= Alois Weiss =

German executioner

Alois Weiss (or: Weiß) (16 October 1906 in Ruma, Austria-Hungary – 26 February 1969 in Straubing, Germany) was the executioner at the Gestapo Pankrác prison in Prague during the Second World War.

The former storehouse helper from Munich, and assistant to the Munich executioner Reichhart, was the chief executioner of the Pankrác prison from February 1943. Until 1945, 1,079 persons were executed in the so-called Sekyrárna (axe room). His assistants were the Czechs Alfred Engel, Robert Týfa and Jan Křížek, who changed his name to Johann Kreuz. Later, the Gestapo changed the assistants; newly added were Antonín Nerad from Prague-Braník and Otto Schweiger, the brother-in-law of Weiss. After the war, Weiss lived in the Federal Republic of Germany. In the 1970s, he requested a public pension from the Czech government, citing his work as a public servant for them. He died in Straubing, 62 years old.

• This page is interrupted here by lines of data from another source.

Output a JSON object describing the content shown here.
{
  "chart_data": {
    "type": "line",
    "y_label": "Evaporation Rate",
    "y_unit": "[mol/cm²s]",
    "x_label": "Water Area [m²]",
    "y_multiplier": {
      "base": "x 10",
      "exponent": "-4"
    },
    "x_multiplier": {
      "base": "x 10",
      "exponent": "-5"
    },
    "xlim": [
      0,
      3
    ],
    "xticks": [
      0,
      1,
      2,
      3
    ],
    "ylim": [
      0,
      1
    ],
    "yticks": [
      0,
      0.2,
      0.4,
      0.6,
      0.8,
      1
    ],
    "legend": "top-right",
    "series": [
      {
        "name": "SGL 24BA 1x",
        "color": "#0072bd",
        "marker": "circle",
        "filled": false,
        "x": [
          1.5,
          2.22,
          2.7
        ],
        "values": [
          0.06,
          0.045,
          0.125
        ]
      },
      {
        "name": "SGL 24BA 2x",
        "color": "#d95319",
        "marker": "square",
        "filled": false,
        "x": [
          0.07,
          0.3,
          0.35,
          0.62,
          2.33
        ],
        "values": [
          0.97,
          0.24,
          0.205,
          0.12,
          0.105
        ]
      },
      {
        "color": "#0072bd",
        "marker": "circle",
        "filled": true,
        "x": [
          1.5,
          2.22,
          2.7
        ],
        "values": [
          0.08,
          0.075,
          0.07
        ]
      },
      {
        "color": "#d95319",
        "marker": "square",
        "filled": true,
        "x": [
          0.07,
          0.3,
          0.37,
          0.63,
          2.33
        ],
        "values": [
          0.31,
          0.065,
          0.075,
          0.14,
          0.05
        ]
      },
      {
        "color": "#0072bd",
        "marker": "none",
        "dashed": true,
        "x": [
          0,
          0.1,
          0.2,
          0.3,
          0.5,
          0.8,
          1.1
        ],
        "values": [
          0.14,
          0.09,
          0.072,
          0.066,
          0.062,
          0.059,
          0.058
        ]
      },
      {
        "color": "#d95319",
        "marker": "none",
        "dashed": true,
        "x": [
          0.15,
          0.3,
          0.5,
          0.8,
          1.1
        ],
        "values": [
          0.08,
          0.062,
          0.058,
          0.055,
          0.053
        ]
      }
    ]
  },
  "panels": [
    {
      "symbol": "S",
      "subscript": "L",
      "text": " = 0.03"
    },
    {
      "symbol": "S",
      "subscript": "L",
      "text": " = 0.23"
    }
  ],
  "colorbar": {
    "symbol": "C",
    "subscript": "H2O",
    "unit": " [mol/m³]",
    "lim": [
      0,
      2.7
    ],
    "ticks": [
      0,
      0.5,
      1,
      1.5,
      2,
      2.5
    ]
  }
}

During executions, the executioners mostly followed this procedure: one held the hands of the condemned to prevent him from moving when the guillotine blade descended. The second stood at the feet of the prisoner and untied his hands after the beheading. The two additional assistants pulled the body to a trunk to the right of the place of execution, took the head out of the basket and laid it next to the body. After that, Weiss wrote in the execution book the name of his victim. As can be gathered from the notes, an execution took three minutes. The victims were cremated in Prague's Strašnice Crematorium.